Prior to the completion of the Offering, William Myckatyn held 187,660 common shares of the Company and warrants exercisable to acquire an additional 100,000 common shares of the Company, representing in total approximately 0.19% of the Company's then issued and outstanding shares on a partially-diluted basis. Pursuant to the Offering, Mr.
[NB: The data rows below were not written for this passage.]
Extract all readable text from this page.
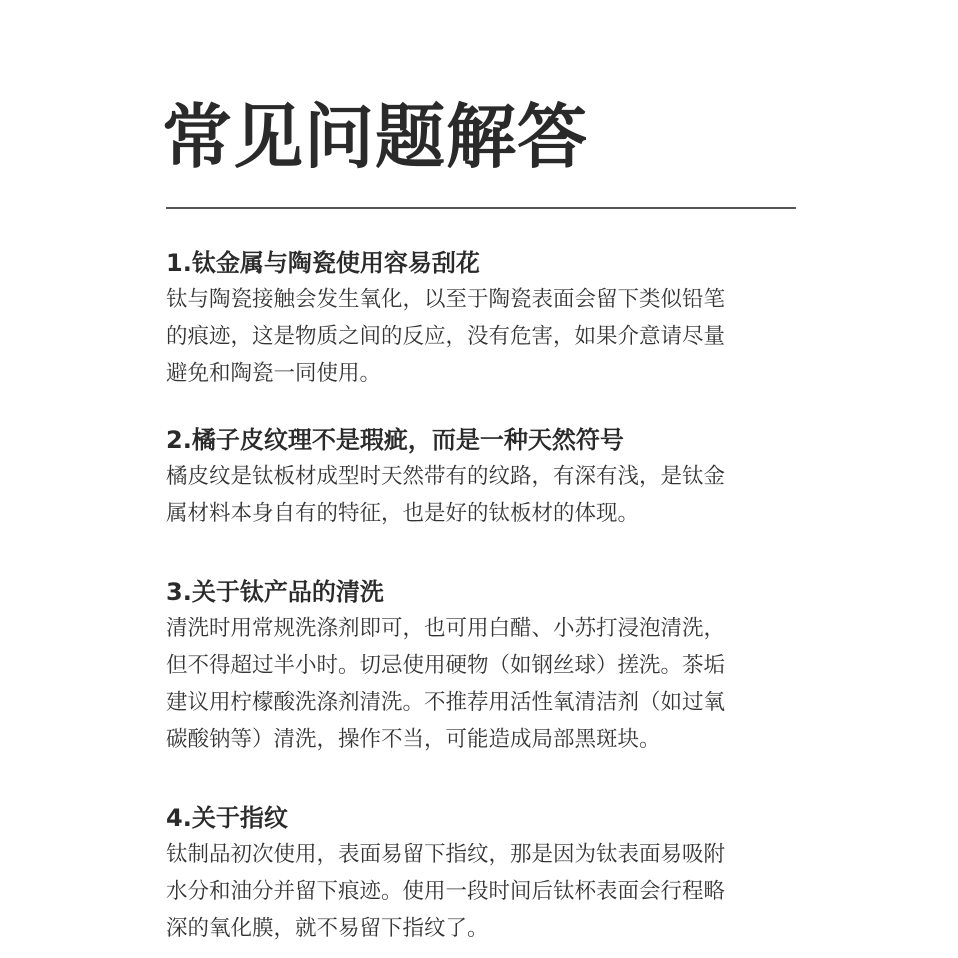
常见问题解答
1.钛金属与陶瓷使用容易刮花

钛与陶瓷接触会发生氧化，以至于陶瓷表面会留下类似铅笔
的痕迹，这是物质之间的反应，没有危害，如果介意请尽量
避免和陶瓷一同使用。

2.橘子皮纹理不是瑕疵，而是一种天然符号

橘皮纹是钛板材成型时天然带有的纹路，有深有浅，是钛金
属材料本身自有的特征，也是好的钛板材的体现。

3.关于钛产品的清洗

清洗时用常规洗涤剂即可，也可用白醋、小苏打浸泡清洗，
但不得超过半小时。切忌使用硬物（如钢丝球）搓洗。茶垢
建议用柠檬酸洗涤剂清洗。不推荐用活性氧清洁剂（如过氧
碳酸钠等）清洗，操作不当，可能造成局部黑斑块。

4.关于指纹

钛制品初次使用，表面易留下指纹，那是因为钛表面易吸附
水分和油分并留下痕迹。使用一段时间后钛杯表面会行程略
深的氧化膜，就不易留下指纹了。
Myckatyn acquired 100,000 Units and accordingly, on completion of the Offering, would hold 437,660 common shares of the Company, representing approximately 0.26% of the Company's issued and outstanding shares on a partially-diluted basis, assuming full exercise of all options and warrants which he currently holds.

The proceeds of the Offering will be used for exploration work, legal expenditures and for general corporate purposes.

ITEM 5.2 DISCLOSURE FOR RESTRUCTURING TRANSACTIONS
   
  Not applicable.
   
ITEM 6. RELIANCE ON SUBSECTION 7.1(2) OF NATIONAL INSTRUMENT 51-102
 
  Not applicable.
   
ITEM 7. OMITTED INFORMATION
   
  No information has been omitted on the basis that it is confidential information.



ITEM 8. EXECUTIVE OFFICER
   
  Contact: Barbara Henderson, Corporate Secretary
  Telephone: (604) 689-1976
     
ITEM 9. DATE OF REPORT
   
  DATED at Vancouver, British Columbia, this 5 day of May, 2011.